Fires on container ships can lead to loss of both life and vast quantities of material assets. Nevertheless, expertise in this area appears to be somewhat lacking.
Container ships have grown exponentially in size in recent years, while crews have shrunk. Neither have technical solutions and regulations in the area followed the dimensional growth of modern ships. There is a poor overview of what is being shipped, which prevents potentially flammable cargo from being placed in appropriate locations on the ship, as well as a lack of certainty that appropriate fire safety systems are installed. Lack of expertise or simple carelessness can mean that freight becomes mixed when inside containers. As a result, flammable materials that will not combust when stored in isolation end up being stored with materials that can easily ignite.
These are some of the many challenges that DBI (The Danish Institute of Fire and Security Technology) discovered when it conducted the CONTAIN project.
– Incidents are rare, but the extent of injuries is potentially enormous, with loss of both human lives and valuable assets worth many millions of Danish kroner. There is also very limited expertise in this area. The aim of the project was to give us insight into the nature of fires in container ship cargo holds. We also examined technical, human and organisational aspects, says Thomas Hulin, project manager at DBI.

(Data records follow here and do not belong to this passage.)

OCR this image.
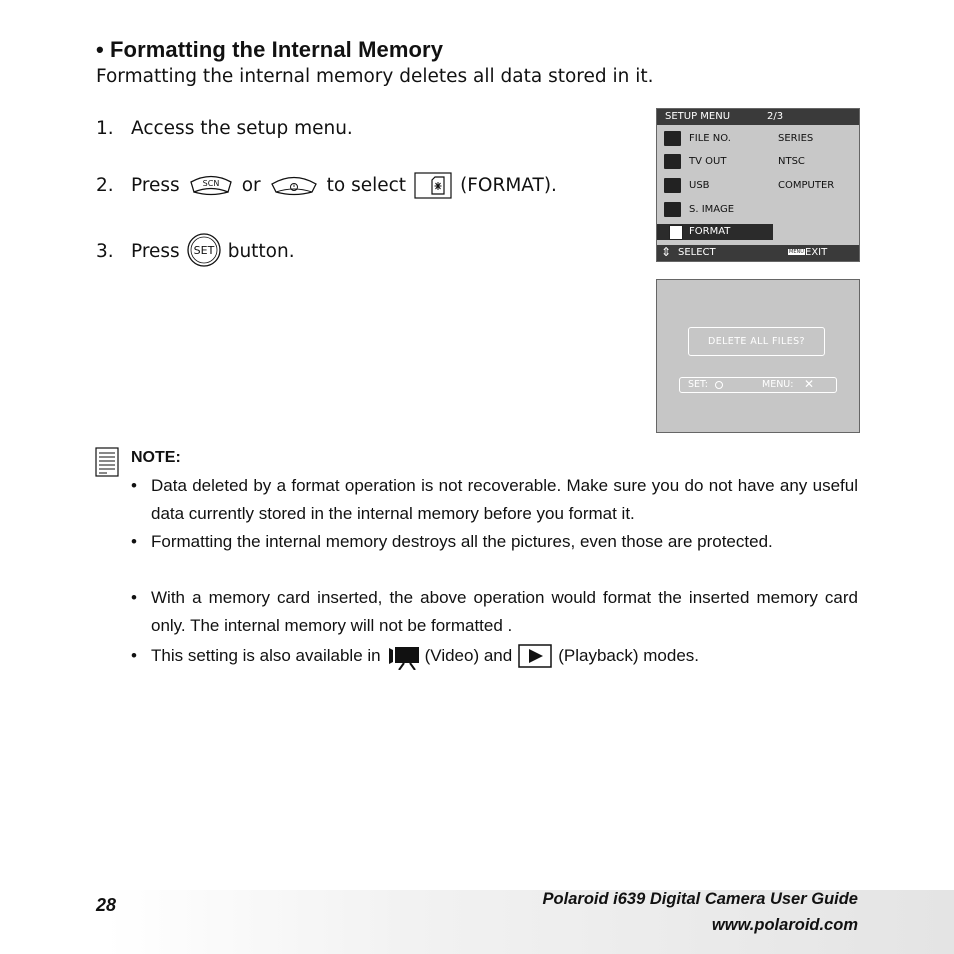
• Formatting the Internal Memory
Formatting the internal memory deletes all data stored in it.
1. Access the setup menu.
2. Press	SCN or	to select	(FORMAT).
3. Press SET button.
SETUP MENU	2/3
FILE NO.	SERIES
TV OUT	NTSC
USB	COMPUTER
S. IMAGE
FORMAT
⇕ SELECT	MENU EXIT
DELETE ALL FILES?
SET:	MENU: ✕
NOTE:
• Data deleted by a format operation is not recoverable. Make sure you do not have any useful data currently stored in the internal memory before you format it.
• Formatting the internal memory destroys all the pictures, even those are protected.
• With a memory card inserted, the above operation would format the inserted memory card only. The internal memory will not be formatted .
• This setting is also available in	(Video) and	(Playback) modes.
28	Polaroid i639 Digital Camera User Guide
www.polaroid.com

Is the crew able to fight fires?
Container freight is a complex sector, which is precisely part of the problem. The sector involves numerous stakeholders: customers, forwarding companies, shipping companies, port authorities, international classification companies and insurance companies, who each consider their own contributions, while there is little knowledge about the issue as a whole.
The project identified various issues that were of interest. One thing that came to light was a degree of uncertainty as to whether crews were suitably equipped to fight fires on board their ships. Many container ship cargo hold fires would be challenging even for professional firefighting teams on shore.
– When a container ship caught fire in Hamburg in September 2016, it took 100 firefighters from local emergency services to bring the fire under control. This is impossible when a ship is at sea, which raises the question of what can be demanded and expected of increasingly smaller crews, who are not even professional firefighters. There is also the question of when a crew should give up attempts to fight a fire and evacuate the ship, as there are currently no regulations for such scenarios today, says Alexander Kleiman, a project manager at DBI.
Ships are increasing in size
Regulations in this sector have also not followed the development that ships continue to increase in size.
– Existing fire safety regulations and the use of fire safety systems are based on the needs of smaller ships and do not have the same effect on ships of the sizes we see today. Fire extinguishing systems, for example, are often intended to extinguish fires in a specific type of cargo and not suitable for other types of fires. We see that a lot of cargo is not correctly declared or is mixed with other types of cargo that the fire extinguishing system is not effective against, says Alexander Kleiman.
At the same time, fire extinguishing systems are often dimensioned to simply limit the spread of the fire, as the crew attempts to extinguish it. This gives rise to a consideration of whether the strategy for the future could be to isolate a fire from the rest of the ship and either let it burn out or wait for assistance rather than fighting it with possible loss of life as a result.
Fire spread after 17 minutes
In connection with the CONTAIN project, DBI has also tested how containers behave in the event of a fire and how fire spreads from container to container. Our tests show that a fire in a container can spread through the door after 17 minutes, that a burning container can ignite the floor of a container above after 20 minutes, and that radiated heat can ignite the contents of adjacent containers.
– We also saw that the rubber container door seals caused drippage of burning droplets when the fire broke through, which can also cause a fire to spread. We are still in the early phase of the collection of technical knowledge about this area, but the knowledge we gain will be highly valuable, particularly with regard to where fire detection and extinguishing systems should be located, says Thomas Hulin. Simulations have also been produced from the fire test data about how a fire spreads in a below-deck cargo hold full of stacked containers.
– We can use data to simulate and investigate the effect of various fire extinguishing systems which can, in the long term, also include factors such as construction statics and how they are affected by a fire. There is no tradition for this type of ‘fire safety engineering’ when building container ships, but it is a discipline that has the potential to offer great opportunities to improve fire safety, says Thomas Hulin.